Ditanya begitu, Sulastri atau Eulis merasa seperti orang yang ditodong keris. Ia termangu-mangu, sejenak matanya menatap wajah Jatmika, lalu memandang ke kanan kiri seperti ingin minta bantuan dari mana saja, kemudian tampak bingung dan akhirnya dia menghela napas sambil menggelengkan kepalanya.

“Aku betul-betul tidak tahu, kakang-mas. Aku tidak tahu apa yang harus kulakukan. Tidak tahu ke mana harus pergi. Tetapi yang jelas aku harus pergi meninggalkan rumah Ki Lurah ini, dan aku akan pergi entah ke mana. Aku akan menghadapi ketidak-pastian itu dengan berani!”

“Engkau akan mencari orang tua dan tempat tinggalmu?”

“Aku tidak ingat lagi siapa orang tuaku dan di mana tempat tinggalku, akan tetapi aku tahu bahwa namaku Listyani dan panggilanku Eulis. Siapa tahu akan ada yang mengenalku dan memberi-tahu di mana dan siapa orang tuaku.”
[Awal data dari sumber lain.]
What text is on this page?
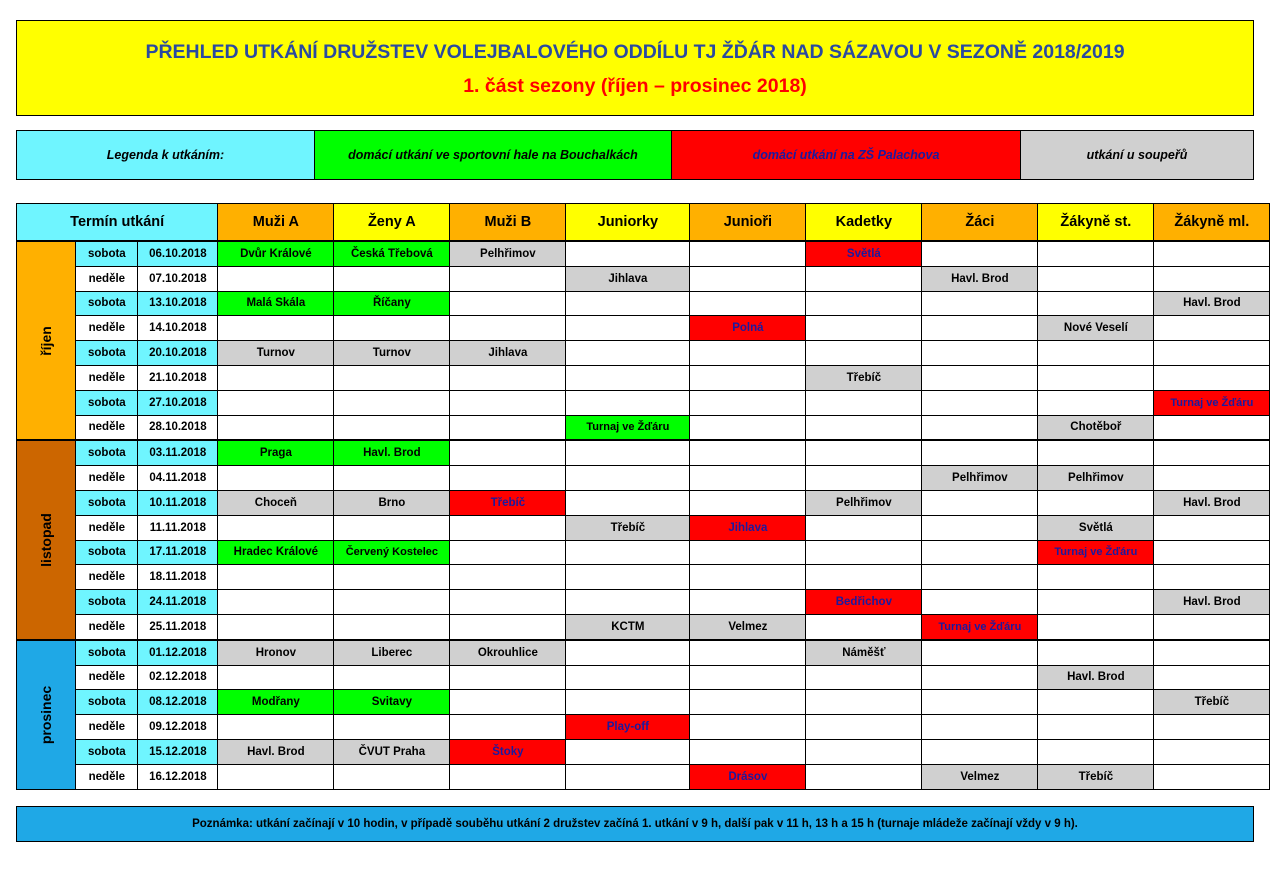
PŘEHLED UTKÁNÍ DRUŽSTEV VOLEJBALOVÉHO ODDÍLU TJ ŽĎÁR NAD SÁZAVOU V SEZONĚ 2018/2019
1. část sezony (říjen – prosinec 2018)
Legenda k utkáním:	domácí utkání ve sportovní hale na Bouchalkách	domácí utkání na ZŠ Palachova	utkání u soupeřů
Termín utkání			Muži A	Ženy A	Muži B	Juniorky	Junioři	Kadetky	Žáci	Žákyně st.	Žákyně ml.
říjen	sobota	06.10.2018	Dvůr Králové	Česká Třebová	Pelhřimov			Světlá			
	neděle	07.10.2018				Jihlava			Havl. Brod		
	sobota	13.10.2018	Malá Skála	Říčany							Havl. Brod
	neděle	14.10.2018					Polná			Nové Veselí	
	sobota	20.10.2018	Turnov	Turnov	Jihlava						
	neděle	21.10.2018						Třebíč			
	sobota	27.10.2018									Turnaj ve Žďáru
	neděle	28.10.2018				Turnaj ve Žďáru				Chotěboř	
listopad	sobota	03.11.2018	Praga	Havl. Brod							
	neděle	04.11.2018							Pelhřimov	Pelhřimov	
	sobota	10.11.2018	Choceň	Brno	Třebíč			Pelhřimov			Havl. Brod
	neděle	11.11.2018				Třebíč	Jihlava			Světlá	
	sobota	17.11.2018	Hradec Králové	Červený Kostelec						Turnaj ve Žďáru	
	neděle	18.11.2018									
	sobota	24.11.2018						Bedřichov			Havl. Brod
	neděle	25.11.2018				KCTM	Velmez		Turnaj ve Žďáru		
prosinec	sobota	01.12.2018	Hronov	Liberec	Okrouhlice			Náměšť			
	neděle	02.12.2018								Havl. Brod	
	sobota	08.12.2018	Modřany	Svitavy							Třebíč
	neděle	09.12.2018				Play-off					
	sobota	15.12.2018	Havl. Brod	ČVUT Praha	Štoky						
	neděle	16.12.2018					Drásov		Velmez	Třebíč	
Poznámka: utkání začínají v 10 hodin, v případě souběhu utkání 2 družstev začíná 1. utkání v 9 h, další pak v 11 h, 13 h a 15 h (turnaje mládeže začínají vždy v 9 h).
Jatmika menatap wajah ayu itu dan merasa sangat iba. Dia tidak tega untuk mengatakan bahwa nama Listyani atau Eulis itu sebetulnya hanyalah nama pemberiannya, bukan nama asli gadis itu!

“Nimas Eulis, aku bersedia untuk membantumu, mencari orang tua dan tempat tinggalmu sampai dapat. Akan tetapi sungguh sayang, saat ini aku terpaksa tidak bisa menyertaimu karena aku mempunyai tugas kewajiban yang teramat penting.”

Tadinya hati Eulis merasa girang sekali mendengar pemuda itu akan membantu mencari orang tuanya, akan tetapi dia kecewa mendengar lanjutan kalimat itu bahwa Jatmika tidak dapat menyertainya karena mempunyai tugas yang penting sekali.

“Tugas penting apakah itu, kakang-mas Jatmika? Engkau sudah menolongku, maka aku akan merasa girang sekali jika bisa membalasnya dan membantumu dalam melaksanakan tugasmu itu.”

Wajah yang tampan itu berseri. “Benarkah, nimas? Akan tetapi tugasku berbahaya sekali.”

Eulis tersenyum lebar, membuat jantung dalam dada Jatmika berdebar keras dan matanya terpesona memandang keindahan wajah itu ketika tersenyum. Alangkah manisnya!

“Apa artinya bahaya, kakang-mas? Ketika engkau menolongku melawan kakek bertongkat ular yang sakti dan para pembantunya, bukankah itu pun berbahaya? Bahaya merupakan makanan bagi kita yang menentang kejahatan. Bukankah begitu?”

Jatmika semakin kagum. Biar pun dia tidak tahu benar siapa sebenarnya gadis ini, namun dari sikapnya jelas mudah diketahui bahwa gadis ini memiliki watak pendekar yang gagah perkasa.

“Aku merasa gembira dan berterima kasih sekali kalau engkau mau membantuku, Nimas Eulis. Dengan bantuan seorang yang digdaya sepertimu, tentu pekerjaanku akan menjadi lebih mudah. Akan tetapi bukankah amat perlu bagimu untuk mencari orang tuamu supaya dapat memulihkan ingatanmu?”

Sulastri menggelengkan kepalanya. “Bagaimana aku dapat mencari mereka jika aku tidak ingat siapa nama mereka, bagaimana rupa mereka dan di mana mereka tinggal? Biarkan aku ikut denganmu dan membantumu, kakang-mas, sebab saat ini hanya engkaulah satu-satunya orang yang kukenal dan kupercaya kebaikannya. Nah, ceritakan, apa sih tugasmu itu?”

“Begini, nimas. Sesungguhnya aku mengembara dengan membawa pesan dan tugas yang diberikan ayahku dan eyangku (kakekku). Mereka adalah dua orang yang paling kuhormati dan kupatuhi di dunia ini, maka aku harus menaati pesan dan perintah mereka.”

Sulastri memandang wajah pemuda itu dengan kagum.

“Ahh, ternyata engkau adalah seorang yang sangat berbakti, kakang-mas. Siapakah ayah dan eyangmu itu?”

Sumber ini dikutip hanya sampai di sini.